On Detecting Errors in Dependency Treebanks

Adriane Boyd, Markus Dickinson, and Detmar Meurers

Research on Language and Computation. 6(2).

Dependency relations between words are increasingly recognized as an important level of linguistic representation that is close to the data and at the same time to the semantic functor-argument structure as a target of syntactic analysis and processing. Correspondingly, dependency structures play an important role in parser evaluation and for the training and evaluation of tools based on dependency treebanks. Gold standard dependency treebanks have been created for some languages, most notably Czech, and annotation efforts for other languages are under way. At the same time, general techniques for detecting errors in dependency annotation have not yet been developed.

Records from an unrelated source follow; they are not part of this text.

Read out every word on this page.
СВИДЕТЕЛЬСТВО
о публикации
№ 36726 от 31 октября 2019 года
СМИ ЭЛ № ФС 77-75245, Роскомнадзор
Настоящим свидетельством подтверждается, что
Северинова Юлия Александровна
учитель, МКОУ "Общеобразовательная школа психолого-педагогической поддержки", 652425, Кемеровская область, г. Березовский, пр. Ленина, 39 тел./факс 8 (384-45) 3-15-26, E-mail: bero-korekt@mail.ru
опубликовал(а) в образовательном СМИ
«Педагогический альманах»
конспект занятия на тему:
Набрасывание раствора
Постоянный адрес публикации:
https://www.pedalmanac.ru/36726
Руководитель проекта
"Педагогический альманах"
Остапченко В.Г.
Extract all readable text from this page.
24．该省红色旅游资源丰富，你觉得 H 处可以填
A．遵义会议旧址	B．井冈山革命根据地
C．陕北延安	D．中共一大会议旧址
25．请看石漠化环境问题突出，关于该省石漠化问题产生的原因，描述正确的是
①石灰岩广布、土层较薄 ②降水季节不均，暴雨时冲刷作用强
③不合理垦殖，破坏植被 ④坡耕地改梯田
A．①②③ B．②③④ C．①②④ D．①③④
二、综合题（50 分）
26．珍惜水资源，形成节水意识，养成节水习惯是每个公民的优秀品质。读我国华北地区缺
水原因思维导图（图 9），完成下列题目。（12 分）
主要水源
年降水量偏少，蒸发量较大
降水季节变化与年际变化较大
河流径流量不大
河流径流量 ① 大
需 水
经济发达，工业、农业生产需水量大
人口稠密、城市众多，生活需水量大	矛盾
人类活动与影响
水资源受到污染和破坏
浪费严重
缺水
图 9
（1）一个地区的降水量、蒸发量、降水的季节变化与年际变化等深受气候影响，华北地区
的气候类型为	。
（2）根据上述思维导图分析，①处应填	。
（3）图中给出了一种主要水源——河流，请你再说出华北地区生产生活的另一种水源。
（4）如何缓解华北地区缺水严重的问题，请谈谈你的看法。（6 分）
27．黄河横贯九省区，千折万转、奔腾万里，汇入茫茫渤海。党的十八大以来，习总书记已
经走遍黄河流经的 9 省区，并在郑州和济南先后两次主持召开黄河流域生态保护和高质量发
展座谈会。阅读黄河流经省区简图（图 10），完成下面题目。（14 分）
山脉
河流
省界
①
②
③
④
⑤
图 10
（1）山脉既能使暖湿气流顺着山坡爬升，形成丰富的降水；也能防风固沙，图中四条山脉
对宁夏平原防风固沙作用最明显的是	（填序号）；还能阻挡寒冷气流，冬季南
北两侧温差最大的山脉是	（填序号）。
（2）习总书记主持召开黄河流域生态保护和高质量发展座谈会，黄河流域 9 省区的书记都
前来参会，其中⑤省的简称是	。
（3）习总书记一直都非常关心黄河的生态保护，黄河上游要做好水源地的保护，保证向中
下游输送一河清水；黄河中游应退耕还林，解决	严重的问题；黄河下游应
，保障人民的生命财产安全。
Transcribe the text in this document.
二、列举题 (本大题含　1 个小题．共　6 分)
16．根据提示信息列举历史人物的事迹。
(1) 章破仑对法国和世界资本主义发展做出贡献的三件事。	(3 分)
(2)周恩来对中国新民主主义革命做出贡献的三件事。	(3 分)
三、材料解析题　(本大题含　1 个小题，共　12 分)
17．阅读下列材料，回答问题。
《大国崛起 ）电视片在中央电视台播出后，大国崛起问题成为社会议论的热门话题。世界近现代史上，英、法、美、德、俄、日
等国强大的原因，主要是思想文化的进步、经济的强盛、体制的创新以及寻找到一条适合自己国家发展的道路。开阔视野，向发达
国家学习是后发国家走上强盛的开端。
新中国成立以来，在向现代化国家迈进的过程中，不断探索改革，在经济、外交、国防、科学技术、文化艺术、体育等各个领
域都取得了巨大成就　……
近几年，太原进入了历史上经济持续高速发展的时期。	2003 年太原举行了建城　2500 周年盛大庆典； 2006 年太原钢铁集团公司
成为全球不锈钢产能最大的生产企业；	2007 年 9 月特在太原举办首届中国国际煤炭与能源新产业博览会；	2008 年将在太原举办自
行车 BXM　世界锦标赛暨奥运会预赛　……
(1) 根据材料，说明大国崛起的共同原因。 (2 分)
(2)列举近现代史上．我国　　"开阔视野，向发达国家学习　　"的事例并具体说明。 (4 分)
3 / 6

We address this gap by exploring how a technique proposed for detecting errors in constituency-based syntactic annotation can be adapted to systematically detect errors in dependency annotation. Building on an analysis of key properties and differences between constituency and dependency annotation, we discuss results for dependency treebanks for Swedish, Czech, and German. Complementing the focus on detecting errors in dependency treebanks to improve these gold standard resources, the discussion of dependency error detection for different languages and annotation schemes also raises questions of standardization for some aspects of dependency annotation, in particular regarding the locality of annotation, the assumption of a single head for each dependency relation, and phenomena such as coordination.